Nei giorni precedenti, il segretario dem aveva indicato in un manifesto di7 punti il percorso da seguire dopo il dramma del Covid e lo sconvolgimento della guerra tra Russia e Ucraina: su alcuni punti, la leader di Fratelli d’Italia aveva espresso la propria approvazione. E non si era trattato nemmeno di una prima assoluta, considerando che già sulla legge elettorale, sull’europeismo, sul sostegno alla Nato e sul Pnrr era iniziato un fitto dialogo tra i due leader politici.

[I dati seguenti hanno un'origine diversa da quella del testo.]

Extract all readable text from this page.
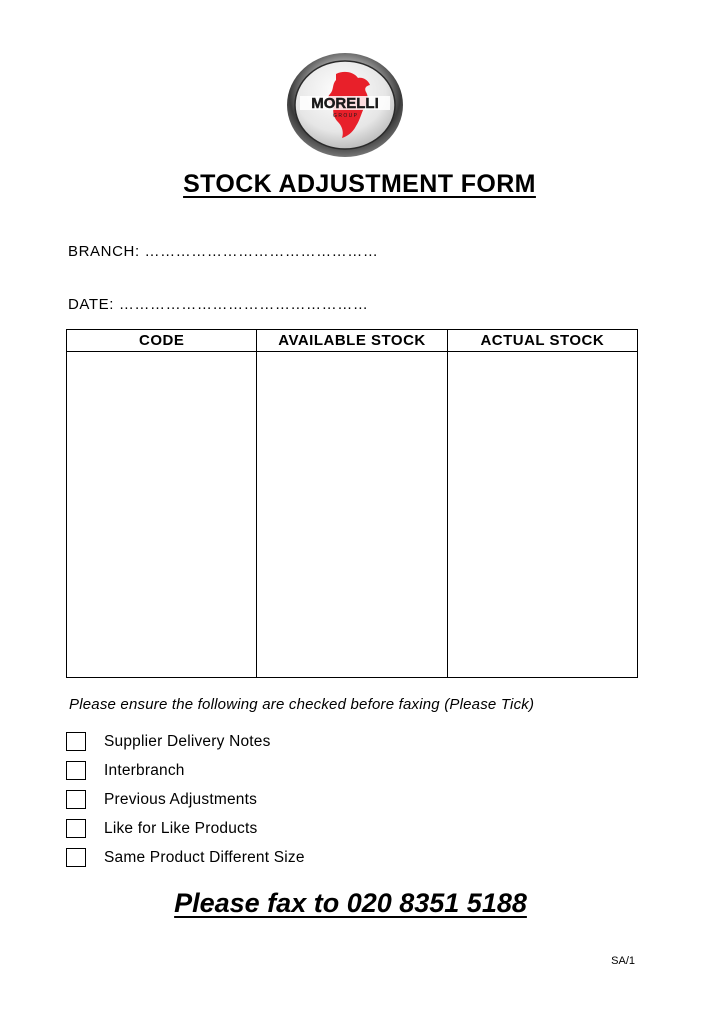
MORELLI
G R O U P
STOCK ADJUSTMENT FORM
BRANCH: ………………………………………
DATE: …………………………………………
CODE	AVAILABLE STOCK	ACTUAL STOCK

Please ensure the following are checked before faxing (Please Tick)
Supplier Delivery Notes
Interbranch
Previous Adjustments
Like for Like Products
Same Product Different Size
Please fax to 020 8351 5188
SA/1
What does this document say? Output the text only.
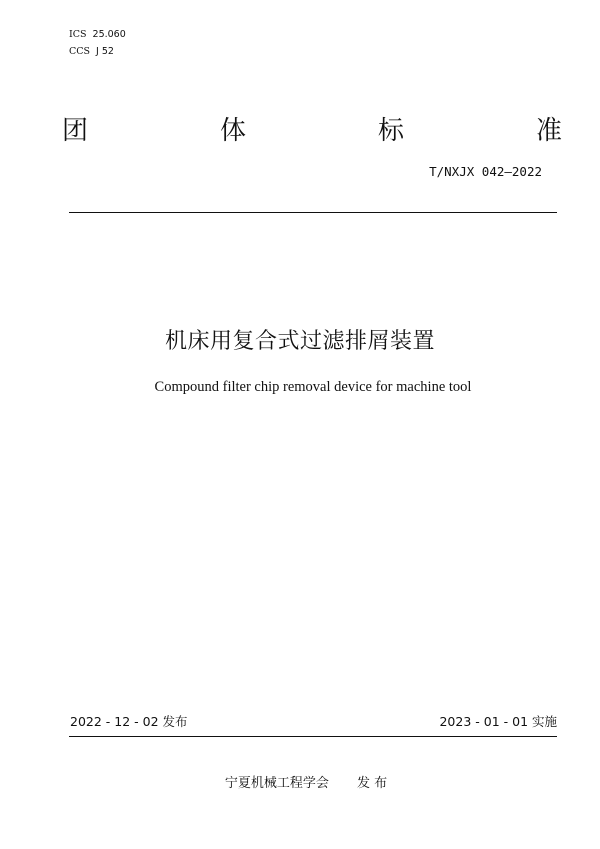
ICS 25.060
CCS J 52
团	体	标	准
T/NXJX 042—2022
机床用复合式过滤排屑装置
Compound filter chip removal device for machine tool
2022 - 12 - 02 发布	2023 - 01 - 01 实施
宁夏机械工程学会 发 布
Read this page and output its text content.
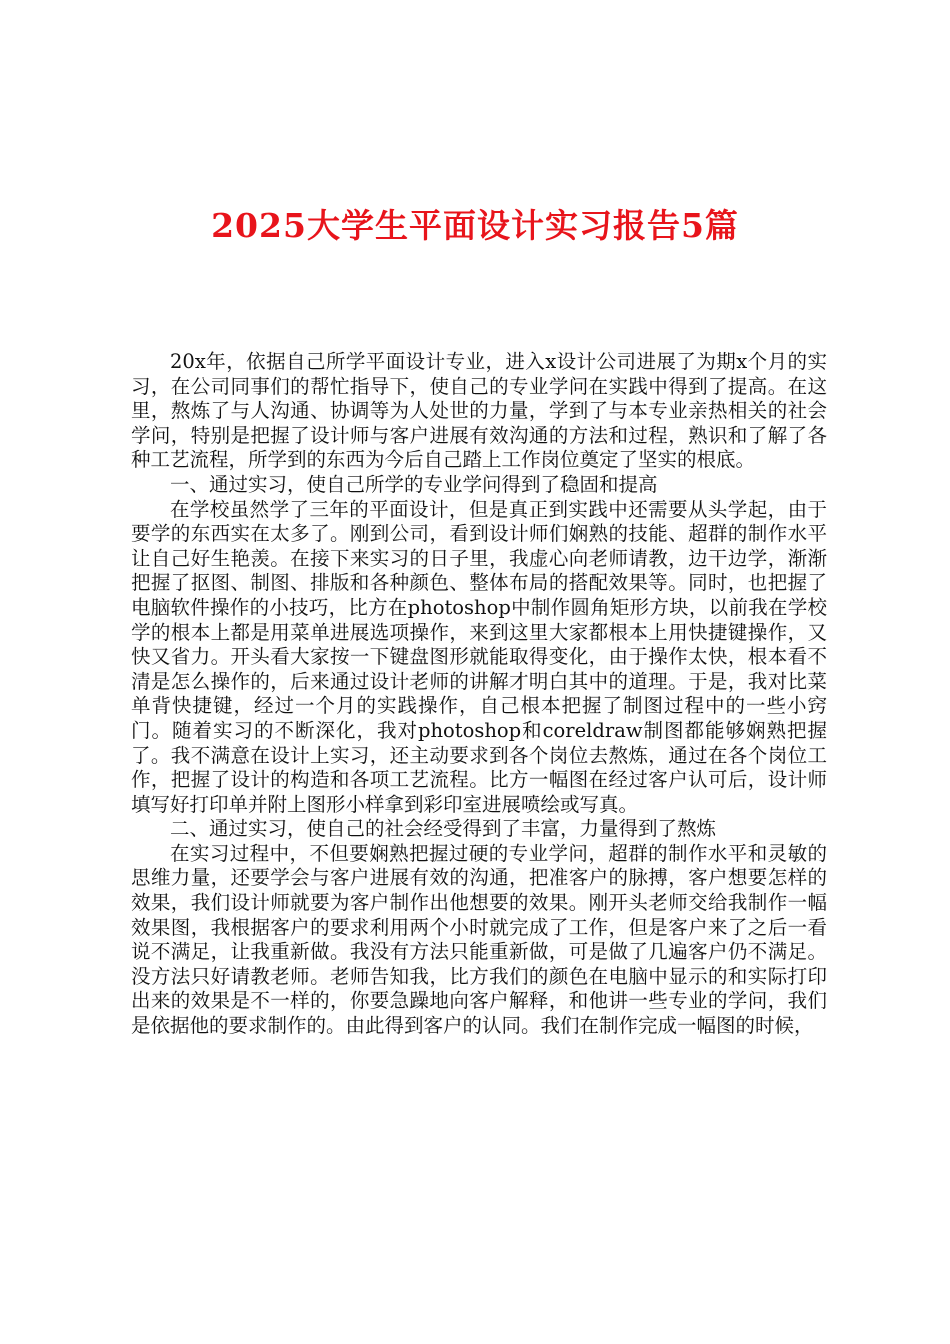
2025大学生平面设计实习报告5篇

20x年，依据自己所学平面设计专业，进入x设计公司进展了为期x个月的实习，在公司同事们的帮忙指导下，使自己的专业学问在实践中得到了提高。在这里，熬炼了与人沟通、协调等为人处世的力量，学到了与本专业亲热相关的社会学问，特别是把握了设计师与客户进展有效沟通的方法和过程，熟识和了解了各种工艺流程，所学到的东西为今后自己踏上工作岗位奠定了坚实的根底。

一、通过实习，使自己所学的专业学问得到了稳固和提高

在学校虽然学了三年的平面设计，但是真正到实践中还需要从头学起，由于要学的东西实在太多了。刚到公司，看到设计师们娴熟的技能、超群的制作水平让自己好生艳羡。在接下来实习的日子里，我虚心向老师请教，边干边学，渐渐把握了抠图、制图、排版和各种颜色、整体布局的搭配效果等。同时，也把握了电脑软件操作的小技巧，比方在photoshop中制作圆角矩形方块，以前我在学校学的根本上都是用菜单进展选项操作，来到这里大家都根本上用快捷键操作，又快又省力。开头看大家按一下键盘图形就能取得变化，由于操作太快，根本看不清是怎么操作的，后来通过设计老师的讲解才明白其中的道理。于是，我对比菜单背快捷键，经过一个月的实践操作，自己根本把握了制图过程中的一些小窍门。随着实习的不断深化，我对photoshop和coreldraw制图都能够娴熟把握了。我不满意在设计上实习，还主动要求到各个岗位去熬炼，通过在各个岗位工作，把握了设计的构造和各项工艺流程。比方一幅图在经过客户认可后，设计师填写好打印单并附上图形小样拿到彩印室进展喷绘或写真。

二、通过实习，使自己的社会经受得到了丰富，力量得到了熬炼

在实习过程中，不但要娴熟把握过硬的专业学问，超群的制作水平和灵敏的思维力量，还要学会与客户进展有效的沟通，把准客户的脉搏，客户想要怎样的效果，我们设计师就要为客户制作出他想要的效果。刚开头老师交给我制作一幅效果图，我根据客户的要求利用两个小时就完成了工作，但是客户来了之后一看说不满足，让我重新做。我没有方法只能重新做，可是做了几遍客户仍不满足。没方法只好请教老师。老师告知我，比方我们的颜色在电脑中显示的和实际打印出来的效果是不一样的，你要急躁地向客户解释，和他讲一些专业的学问，我们是依据他的要求制作的。由此得到客户的认同。我们在制作完成一幅图的时候，
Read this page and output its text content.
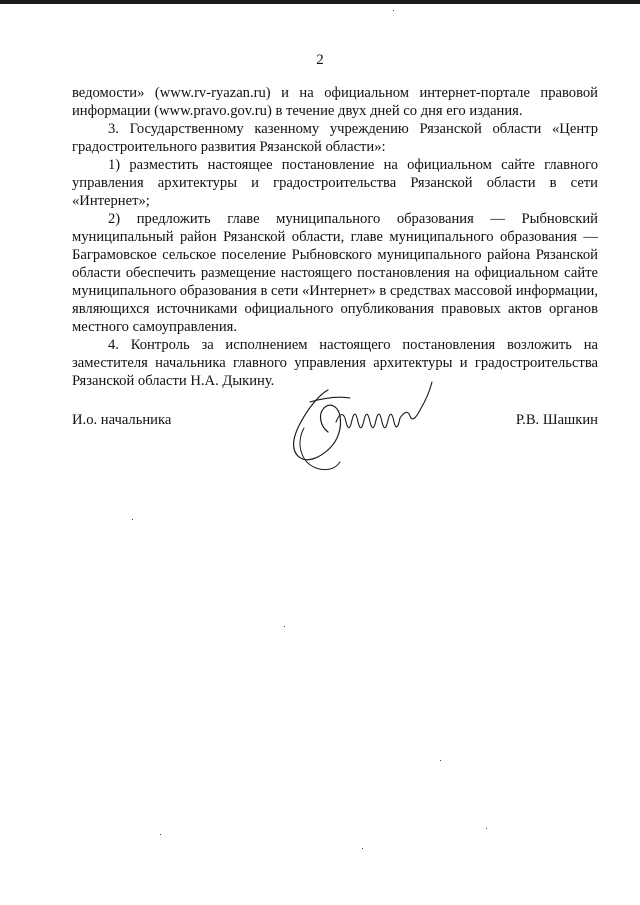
2

ведомости» (www.rv-ryazan.ru) и на официальном интернет-портале правовой информации (www.pravo.gov.ru) в течение двух дней со дня его издания.

3. Государственному казенному учреждению Рязанской области «Центр градостроительного развития Рязанской области»:

1) разместить настоящее постановление на официальном сайте главного управления архитектуры и градостроительства Рязанской области в сети «Интернет»;

2) предложить главе муниципального образования — Рыбновский муниципальный район Рязанской области, главе муниципального образования — Баграмовское сельское поселение Рыбновского муниципального района Рязанской области обеспечить размещение настоящего постановления на официальном сайте муниципального образования в сети «Интернет» в средствах массовой информации, являющихся источниками официального опубликования правовых актов органов местного самоуправления.

4. Контроль за исполнением настоящего постановления возложить на заместителя начальника главного управления архитектуры и градостроительства Рязанской области Н.А. Дыкину.

И.о. начальника	Р.В. Шашкин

Meloni aveva ammesso al Foglio: “È vero, è tempo di un’Europa forte. E serve un’anima a questa Europa. Ce lo impongono la storia e la cultura dell’Italia, che insieme all’antica Grecia può essere definita la culla della civiltà europea. Ce lo impongono le sfide del futuro che rischiano di essere condizionate in maniera decisiva e forse irrimediabile da quelle del presente, a partire dalla brutale e ingiustificata aggressione della Russia ai danni dell’Ucraina”. Una convergenza nello “sguardo politico” che è l’ennesimo indizio di quanto accadrà dopo il 25 settembre, quando a prendere vita sarà una sorta di “governo dei migliori 2.0”. Con buona pace di chi, in un cambiamento, ci sperava davvero.